Exercise is indispensable for a healthy lifestyle. Yoga exercise can have positive effects on well-being and on cardiac autonomous functioning making it an ideal intervention for improving mind-body interactions and resilience to physical and mental stressors. Emotions trigger especially strong bodily and affective-cognitive responses because of their social relevance for the self and their biological relevance of mobilizing the organism for action. This study investigates whether changes in emotion processing related to self-other referential processing and cardiac autonomic functioning, reflected by heart rate variability (HRV), occur immediately after already a single session of yoga exercise when yoga postures are practiced with or without breathing and mindfulness body awareness instructions. Women, all university students (N=34, final sample: n=30, n=25 naïve to yoga practice) were randomly assigned to two experimental groups who performed the same yoga exercises with or without controlled breathing and mindfulness instructions. Emotional, self-referential processing, awareness of bodily signals and HRV indicators were investigated before and after the exercise using standardized experimental tasks, standardized questionnaires, and mobile recording devices. Exercising yoga for 30 minutes changed cardiac activity significantly. HRV measures showed adaptability of cardiac activity during the exercise as well as during the affective task post- to pre-exercise.

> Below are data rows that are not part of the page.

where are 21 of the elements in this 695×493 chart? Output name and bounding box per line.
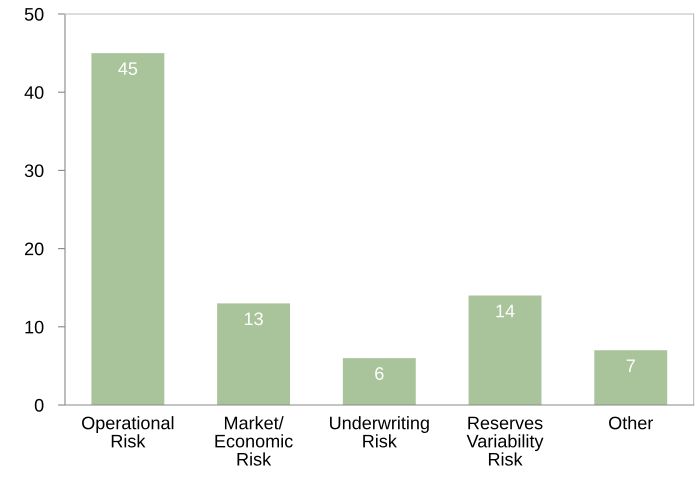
bar — [594, 350, 668, 405]
bar — [342, 358, 416, 405]
bar — [217, 303, 290, 405]
x-tick-label: Reserves Variability Risk — [466, 416, 544, 466]
x-tick-label: Operational Risk — [82, 416, 174, 448]
y-tick-label: 10 — [25, 320, 44, 334]
data-label: 45 — [118, 62, 138, 75]
data-label: 6 — [375, 367, 384, 380]
bar — [468, 296, 542, 405]
y-tick-label: 50 — [24, 8, 44, 21]
x-tick-label: Underwriting Risk — [330, 416, 429, 448]
data-label: 13 — [244, 312, 263, 326]
bar — [91, 53, 164, 405]
y-tick-label: 20 — [24, 242, 44, 256]
y-tick-label: 40 — [24, 86, 44, 99]
data-label: 7 — [626, 360, 635, 372]
y-tick-label: 0 — [34, 398, 44, 412]
data-label: 14 — [496, 304, 515, 318]
x-tick-label: Other — [609, 416, 654, 430]
y-tick-label: 30 — [24, 164, 44, 178]
x-tick-label: Market/ Economic Risk — [215, 416, 293, 466]
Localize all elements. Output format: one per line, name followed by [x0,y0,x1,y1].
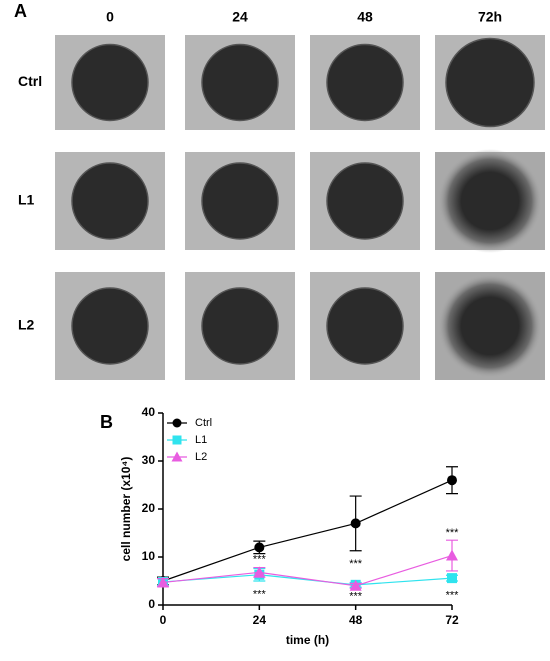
x-axis-label: time (h) [286,633,329,647]
series-line [162,554,453,587]
spheroid [201,43,279,122]
column-header: 24 [232,9,248,25]
x-tick-label: 48 [349,613,363,627]
y-tick-label: 0 [148,597,155,611]
marker [350,518,361,529]
spheroid [71,287,149,365]
spheroid [201,162,279,240]
series-line [162,479,453,582]
annotation: *** [253,553,267,565]
x-tick-label: 72 [445,613,459,627]
spheroid [201,287,279,365]
series-line [162,574,453,586]
y-tick-label: 20 [142,501,156,515]
y-tick-label: 40 [142,405,156,419]
panel-label: A [14,1,27,21]
spheroid [326,287,404,365]
marker [447,475,457,486]
legend-label: L2 [195,451,207,463]
marker [254,542,265,553]
annotation: *** [446,589,460,601]
spheroid [438,274,542,378]
spheroid [438,149,542,253]
row-label: L2 [18,317,35,333]
column-header: 0 [106,9,114,25]
annotation: *** [253,588,267,600]
x-tick-label: 24 [253,613,267,627]
annotation: *** [446,527,460,539]
spheroid [71,162,149,240]
annotation: *** [349,558,363,570]
legend-label: Ctrl [195,417,212,429]
y-axis-label: cell number (x10⁴) [119,457,133,562]
marker [253,566,266,578]
marker [349,579,362,591]
spheroid [326,162,404,240]
row-label: Ctrl [18,73,42,89]
legend-marker [171,451,183,462]
column-header: 72h [478,9,502,25]
panel-label: B [100,412,113,432]
row-label: L1 [18,192,35,208]
marker [447,573,457,584]
y-tick-label: 10 [142,549,156,563]
annotation: *** [349,590,363,602]
column-header: 48 [357,9,373,25]
spheroid [71,43,149,122]
spheroid [326,43,404,122]
marker [157,576,169,588]
spheroid [445,37,535,128]
legend-marker [172,435,182,445]
legend-label: L1 [195,434,207,446]
legend-marker [172,418,182,428]
y-tick-label: 30 [142,453,156,467]
marker [446,549,458,561]
x-tick-label: 0 [160,613,167,627]
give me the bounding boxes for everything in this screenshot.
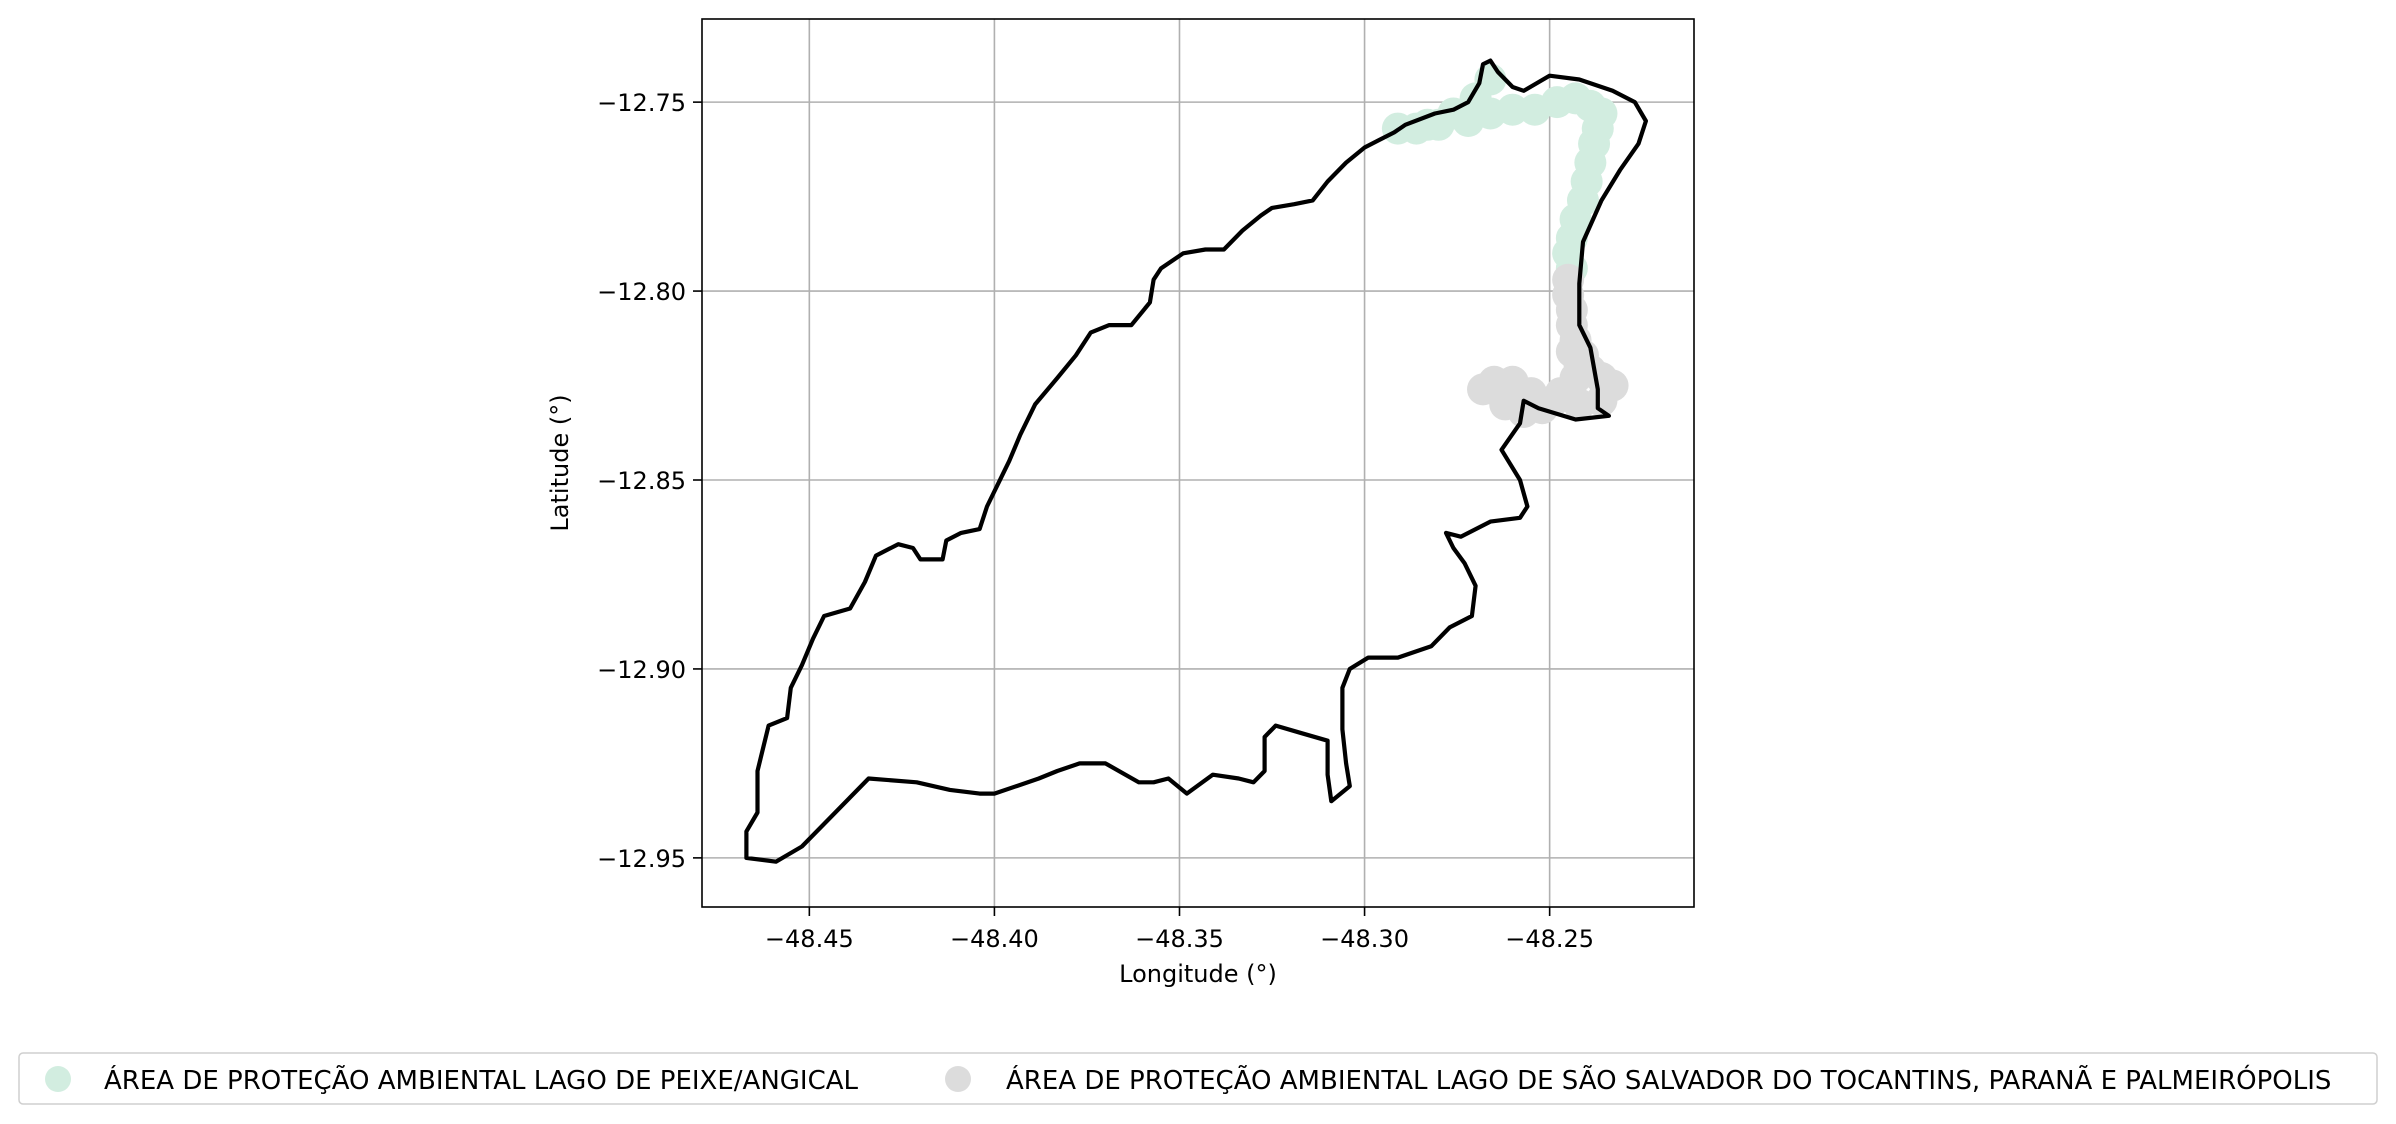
x-axis-label: Longitude (°) [1119,960,1277,988]
legend-marker-lago-de-sao-salvador [945,1066,971,1092]
y-tick-label: −12.85 [597,467,686,495]
x-tick-label: −48.30 [1320,925,1409,953]
plot-frame [701,18,1695,908]
y-axis-label: Latitude (°) [546,394,574,531]
plot-background [702,19,1694,907]
legend-frame [18,1052,2378,1105]
x-tick-label: −48.35 [1135,925,1224,953]
municipal-boundary [744,58,1649,864]
y-tick-label: −12.80 [597,278,686,306]
area-point [1496,93,1529,126]
x-tick-label: −48.45 [765,925,854,953]
boundary-outline [744,58,1649,864]
x-tick-label: −48.25 [1505,925,1594,953]
y-tick-label: −12.90 [597,656,686,684]
x-tick-label: −48.40 [950,925,1039,953]
y-axis-ticks: −12.75 −12.80 −12.85 −12.90 −12.95 [597,89,702,873]
x-axis-ticks: −48.45 −48.40 −48.35 −48.30 −48.25 [765,907,1594,953]
y-tick-label: −12.75 [597,89,686,117]
legend-label-lago-de-sao-salvador: ÁREA DE PROTEÇÃO AMBIENTAL LAGO DE SÃO S… [1006,1064,2331,1096]
legend: ÁREA DE PROTEÇÃO AMBIENTAL LAGO DE PEIXE… [18,1052,2378,1105]
area-point [1411,108,1444,141]
grid-lines [702,19,1694,907]
legend-marker-lago-de-peixe [45,1066,71,1092]
legend-label-lago-de-peixe: ÁREA DE PROTEÇÃO AMBIENTAL LAGO DE PEIXE… [104,1064,859,1096]
y-tick-label: −12.95 [597,845,686,873]
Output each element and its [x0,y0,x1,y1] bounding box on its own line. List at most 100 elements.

Exercising with breathing instructions and mindfulness body awareness had no superior effects on cardiac, particularly parasympathetic activity compared to practicing the same movements without such explicit instructions. Self-referential processing did not change; however, participants were faster and more accurate in their affective judgments of emotional stimuli (regardless of their reference (self/other)), and showed better awareness of bodily signals after compared to before the exercise session. The results support immediate, adaptive effects of yoga exercise on cardiac and affective-cognitive processing in an all-female healthy sample supporting yoga as an exercise for boosting cardiac and emotional resilience in this target group.